Em contato direto com a população marginalizada, traz em sua bagagem a certeza de que esta é uma luta por mudanças estruturais na sociedade brasileira, que já lhe rendeu ameaças de morte e o carro metralhado por policiais. Ivanir dos Santos faz com que suas ações sejam direcionadas também para o fortalecimento de expressões culturais, como uma forma irreversível de afirmar a cultura negra em projetos nas escolas, nos meios de comunicação, em rádios comunitárias, junto a grupos de Rap, blocos afros e Funk. Nos movimentos de rua, destaca-se, em 1995, como integrante da Coordenação Executiva da histórica Marcha Zumbi 300 anos.
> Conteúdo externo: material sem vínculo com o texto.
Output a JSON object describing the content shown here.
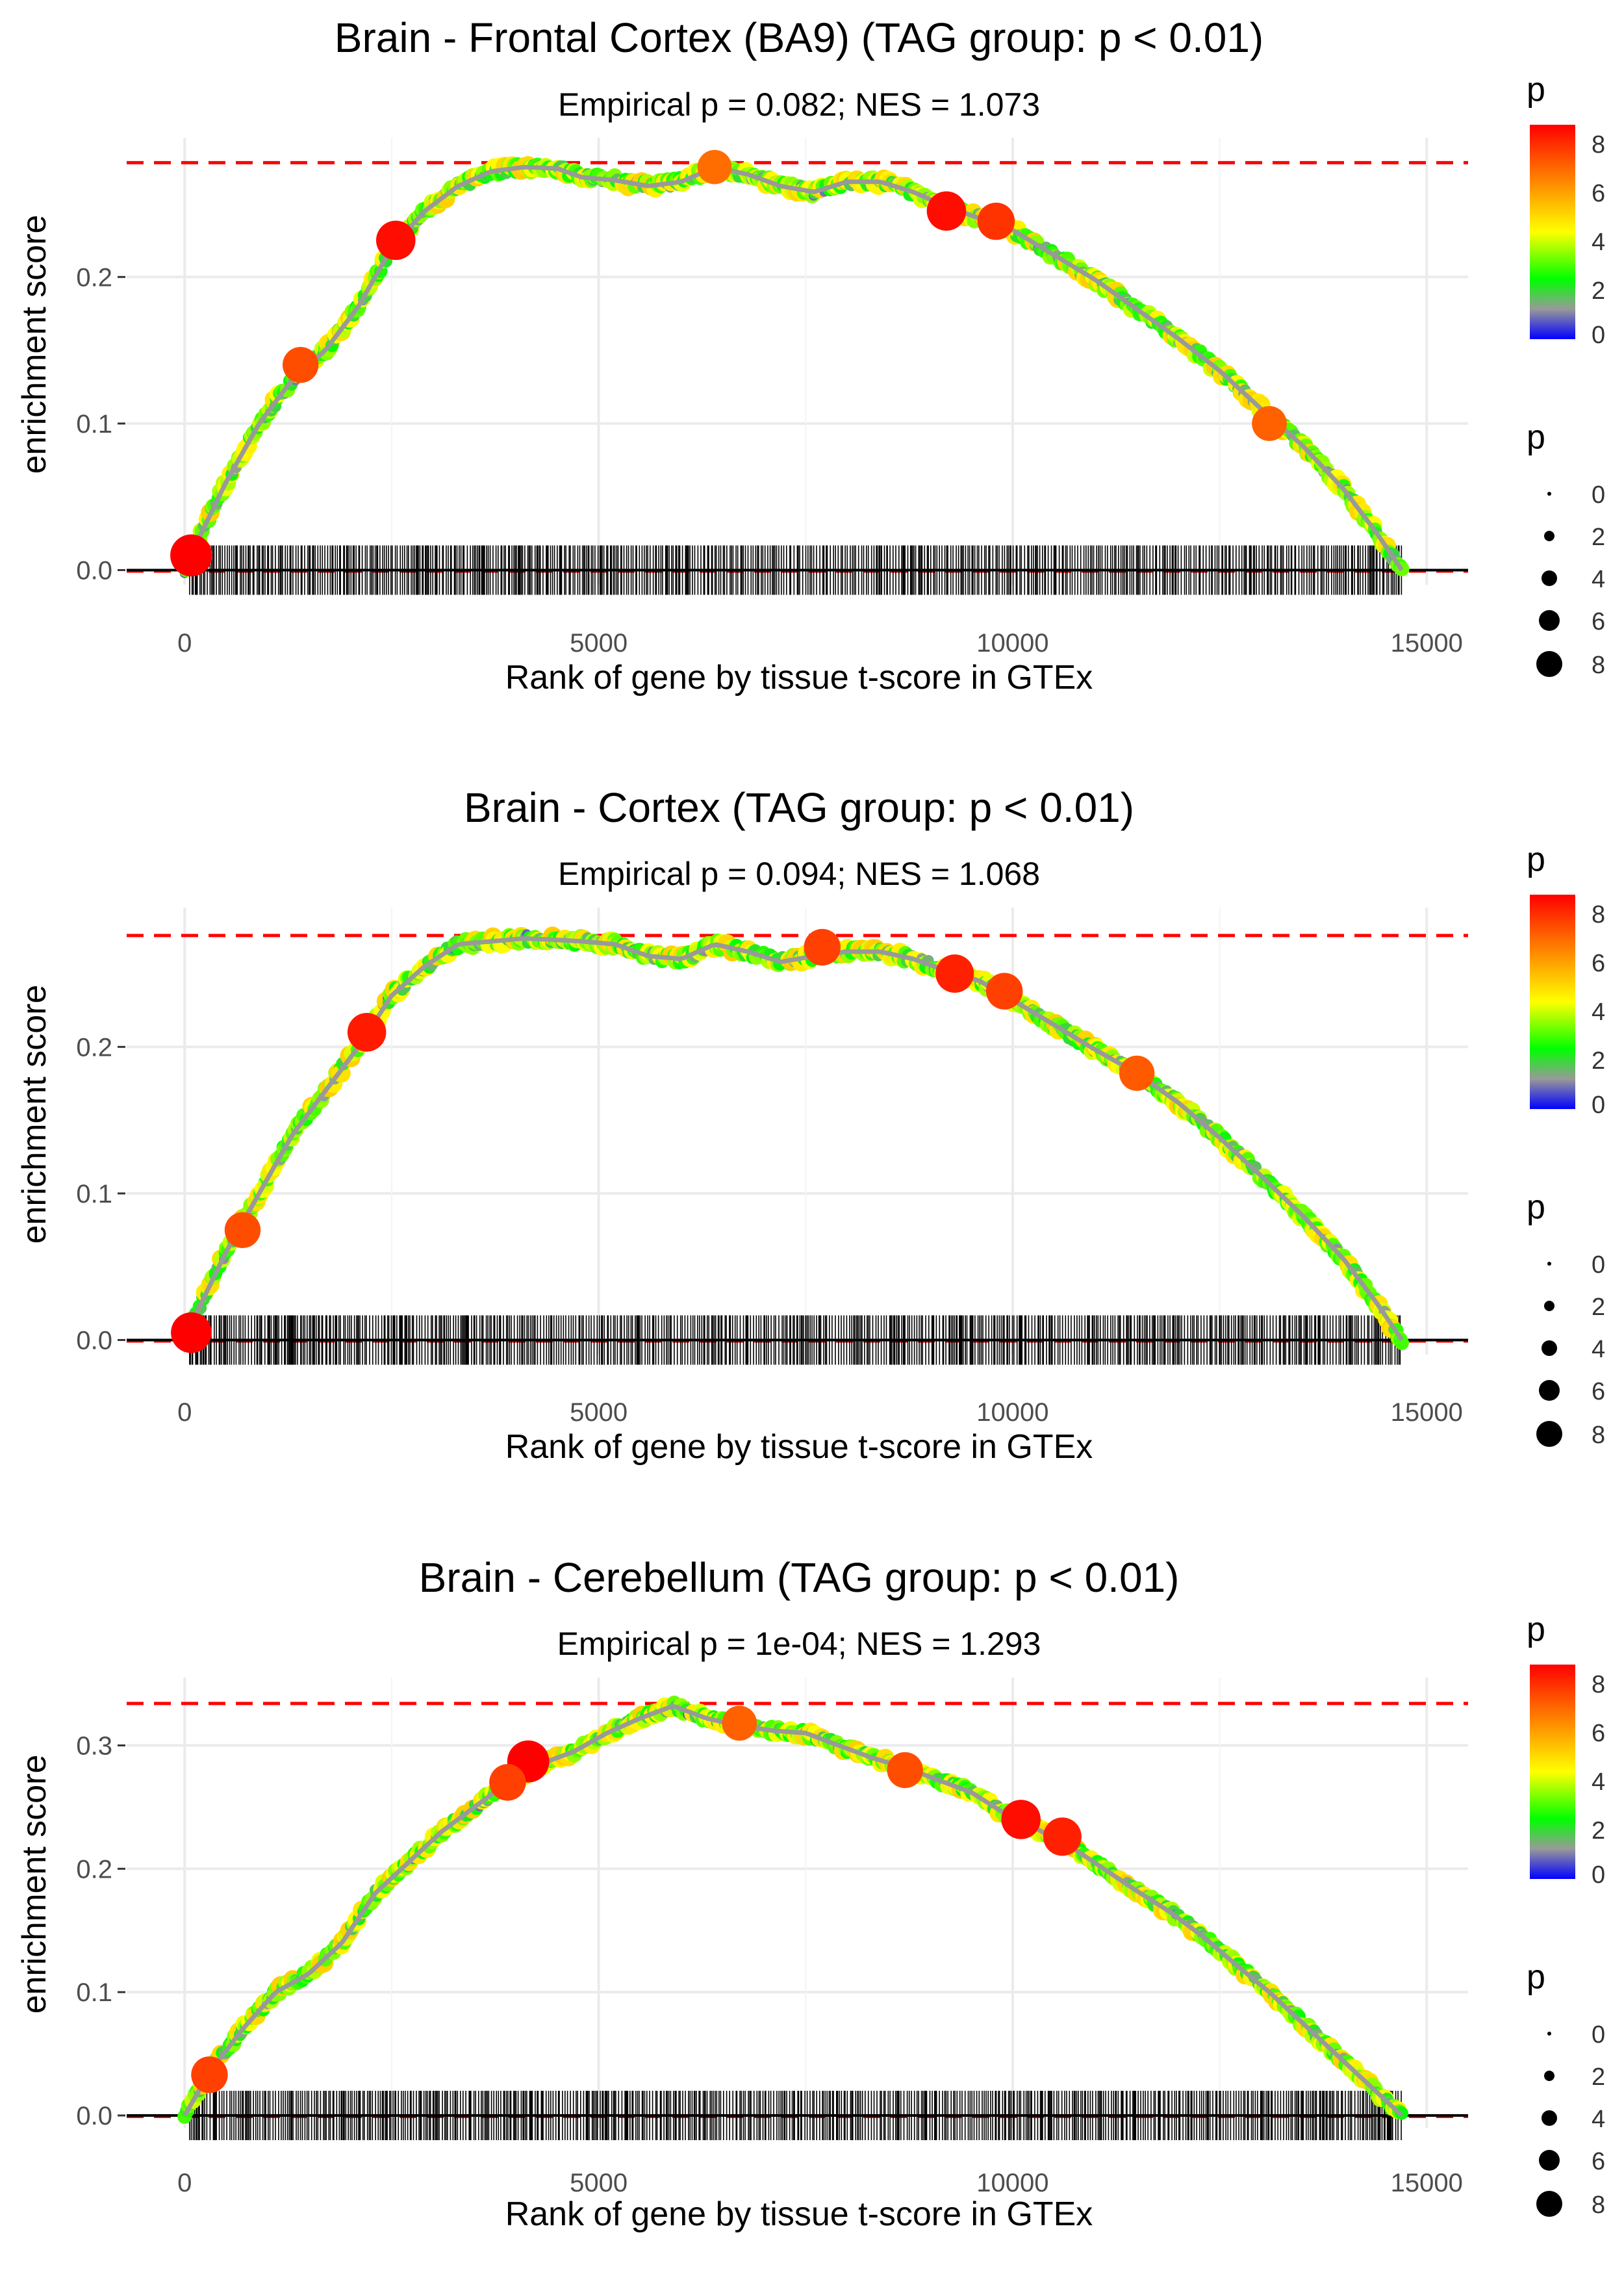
{
  "chart_data": [
    {
      "type": "line",
      "title": "Brain - Frontal Cortex (BA9) (TAG group: p < 0.01)",
      "subtitle": "Empirical p = 0.082; NES = 1.073",
      "xlabel": "Rank of gene by tissue t-score in GTEx",
      "ylabel": "enrichment score",
      "xlim": [
        -700,
        15500
      ],
      "ylim": [
        -0.01,
        0.295
      ],
      "xticks": [
        0,
        5000,
        10000,
        15000
      ],
      "yticks": [
        0.0,
        0.1,
        0.2
      ],
      "ytick_labels": [
        "0.0",
        "0.1",
        "0.2"
      ],
      "max_es_line": 0.278,
      "grid": true,
      "curve": {
        "x": [
          0,
          200,
          500,
          900,
          1300,
          1700,
          2100,
          2500,
          2900,
          3300,
          3700,
          4100,
          4500,
          4800,
          5200,
          5600,
          6000,
          6400,
          6800,
          7200,
          7600,
          8000,
          8400,
          8800,
          9200,
          9600,
          10000,
          10500,
          11000,
          11500,
          12000,
          12500,
          13000,
          13500,
          14000,
          14400,
          14700
        ],
        "y": [
          0.0,
          0.025,
          0.06,
          0.1,
          0.13,
          0.15,
          0.18,
          0.22,
          0.245,
          0.262,
          0.272,
          0.275,
          0.274,
          0.268,
          0.266,
          0.262,
          0.265,
          0.275,
          0.27,
          0.262,
          0.258,
          0.265,
          0.265,
          0.258,
          0.248,
          0.24,
          0.232,
          0.215,
          0.198,
          0.178,
          0.158,
          0.136,
          0.11,
          0.085,
          0.055,
          0.025,
          0.0
        ]
      },
      "highlight_points": [
        {
          "x": 80,
          "y": 0.01,
          "p": 8.6
        },
        {
          "x": 2550,
          "y": 0.225,
          "p": 7.8
        },
        {
          "x": 9200,
          "y": 0.245,
          "p": 7.8
        },
        {
          "x": 9800,
          "y": 0.238,
          "p": 7.2
        },
        {
          "x": 1400,
          "y": 0.14,
          "p": 6.8
        },
        {
          "x": 6400,
          "y": 0.275,
          "p": 6.3
        },
        {
          "x": 13100,
          "y": 0.1,
          "p": 6.5
        }
      ]
    },
    {
      "type": "line",
      "title": "Brain - Cortex (TAG group: p < 0.01)",
      "subtitle": "Empirical p = 0.094; NES = 1.068",
      "xlabel": "Rank of gene by tissue t-score in GTEx",
      "ylabel": "enrichment score",
      "xlim": [
        -700,
        15500
      ],
      "ylim": [
        -0.01,
        0.295
      ],
      "xticks": [
        0,
        5000,
        10000,
        15000
      ],
      "yticks": [
        0.0,
        0.1,
        0.2
      ],
      "ytick_labels": [
        "0.0",
        "0.1",
        "0.2"
      ],
      "max_es_line": 0.276,
      "grid": true,
      "curve": {
        "x": [
          0,
          200,
          500,
          900,
          1300,
          1700,
          2100,
          2500,
          2900,
          3300,
          3700,
          4100,
          4500,
          4800,
          5200,
          5600,
          6000,
          6400,
          6800,
          7200,
          7600,
          8000,
          8400,
          8800,
          9200,
          9600,
          10000,
          10500,
          11000,
          11500,
          12000,
          12500,
          13000,
          13500,
          14000,
          14400,
          14700
        ],
        "y": [
          0.0,
          0.025,
          0.06,
          0.1,
          0.14,
          0.17,
          0.2,
          0.235,
          0.255,
          0.27,
          0.272,
          0.274,
          0.273,
          0.272,
          0.27,
          0.262,
          0.26,
          0.27,
          0.265,
          0.258,
          0.262,
          0.265,
          0.265,
          0.26,
          0.252,
          0.245,
          0.232,
          0.215,
          0.198,
          0.182,
          0.162,
          0.138,
          0.112,
          0.085,
          0.055,
          0.025,
          0.0
        ]
      },
      "highlight_points": [
        {
          "x": 80,
          "y": 0.005,
          "p": 8.2
        },
        {
          "x": 2200,
          "y": 0.21,
          "p": 7.6
        },
        {
          "x": 9300,
          "y": 0.25,
          "p": 7.5
        },
        {
          "x": 9900,
          "y": 0.238,
          "p": 7.0
        },
        {
          "x": 700,
          "y": 0.075,
          "p": 6.8
        },
        {
          "x": 7700,
          "y": 0.268,
          "p": 7.0
        },
        {
          "x": 11500,
          "y": 0.182,
          "p": 6.6
        }
      ]
    },
    {
      "type": "line",
      "title": "Brain - Cerebellum (TAG group: p < 0.01)",
      "subtitle": "Empirical p = 1e-04; NES = 1.293",
      "xlabel": "Rank of gene by tissue t-score in GTEx",
      "ylabel": "enrichment score",
      "xlim": [
        -700,
        15500
      ],
      "ylim": [
        -0.01,
        0.355
      ],
      "xticks": [
        0,
        5000,
        10000,
        15000
      ],
      "yticks": [
        0.0,
        0.1,
        0.2,
        0.3
      ],
      "ytick_labels": [
        "0.0",
        "0.1",
        "0.2",
        "0.3"
      ],
      "max_es_line": 0.334,
      "grid": true,
      "curve": {
        "x": [
          0,
          300,
          700,
          1100,
          1500,
          1900,
          2300,
          2700,
          3100,
          3500,
          3900,
          4300,
          4700,
          5100,
          5500,
          5900,
          6300,
          6700,
          7100,
          7500,
          7900,
          8300,
          8700,
          9100,
          9500,
          9900,
          10300,
          10700,
          11100,
          11500,
          11900,
          12300,
          12700,
          13100,
          13500,
          13900,
          14300,
          14700
        ],
        "y": [
          0.0,
          0.035,
          0.07,
          0.1,
          0.115,
          0.14,
          0.18,
          0.205,
          0.23,
          0.25,
          0.27,
          0.285,
          0.295,
          0.31,
          0.322,
          0.332,
          0.322,
          0.316,
          0.312,
          0.31,
          0.3,
          0.29,
          0.282,
          0.272,
          0.262,
          0.245,
          0.232,
          0.218,
          0.2,
          0.182,
          0.165,
          0.145,
          0.122,
          0.1,
          0.075,
          0.05,
          0.025,
          0.0
        ]
      },
      "highlight_points": [
        {
          "x": 4150,
          "y": 0.287,
          "p": 8.6
        },
        {
          "x": 10100,
          "y": 0.24,
          "p": 7.8
        },
        {
          "x": 10600,
          "y": 0.226,
          "p": 7.5
        },
        {
          "x": 300,
          "y": 0.033,
          "p": 7.0
        },
        {
          "x": 3900,
          "y": 0.27,
          "p": 7.0
        },
        {
          "x": 8700,
          "y": 0.28,
          "p": 6.8
        },
        {
          "x": 6700,
          "y": 0.318,
          "p": 6.5
        }
      ]
    }
  ],
  "legends": {
    "color_title": "p",
    "color_ticks": [
      "8",
      "6",
      "4",
      "2",
      "0"
    ],
    "color_stops": [
      "#ff0000",
      "#ff8000",
      "#ffff00",
      "#00ff00",
      "#999999",
      "#0000ff"
    ],
    "size_title": "p",
    "size_ticks": [
      "0",
      "2",
      "4",
      "6",
      "8"
    ]
  },
  "colors": {
    "max_line": "#ff0000",
    "zero_line": "#000000",
    "rug": "#000000",
    "grid": "#ebebeb",
    "curve": "#999999"
  }
}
Como um caminho natural, a inserção nos movimentos políticos e sociais encontra reflexos na organização partidária, levando Ivanir ao Partido dos Trabalhadores (PT). Participou como candidato a cargos no Legislativo do Rio de Janeiro em várias ocasiões. Ao longo da última década, esteve sempre ligado na organização e coordenação das campanhas majoritárias à prefeitura, ao governo do estado e à Presidência da República, sendo responsável, naquela ocasião, pela elaboração do Programa Nacional sobre Criança e Adolescente, Violência e Cidadania.
Indicado pelo PT como candidato a vice-prefeito, em chapa com o então deputado estadual Chico Alencar, à prefeitura do município do Rio de Janeiro, marca sua representatividade junto aos movimentos populares.
À frente, até 1999, da Subsecretaria Estadual de Direitos Humanos e Cidadania, Ivanir dos Santos comandou ainda a equipe que elaborou o Plano Estadual de Direitos Humanos.
A convite de entidades como Anistia Internacional, ONU, e Fundation France Liberte, viajou para inúmeros países, como África do Sul, Nigéria, EUA, Índia, Chipre, França, Suécia, Suíça, Holanda, Bélgica, Dinamarca, Áustria, Alemanha, Inglaterra, antiga URSS, Uruguai, Argentina, Chile, Peru, Venezuela, Colômbia, Cuba e Cancun, representando o Brasil e fazendo palestras e exposições sobre a democracia racial e o extermínio de crianças e jovens negros. Seu nome foi indicado para o Prêmio Internacional pela Liberdade pelo Centro Internacional pelos Direitos da Pessoa e Desenvolvimento da Democracia, com sede em Toronto, Canadá, concedido aos que se destacam na luta pelos Direitos Humanos.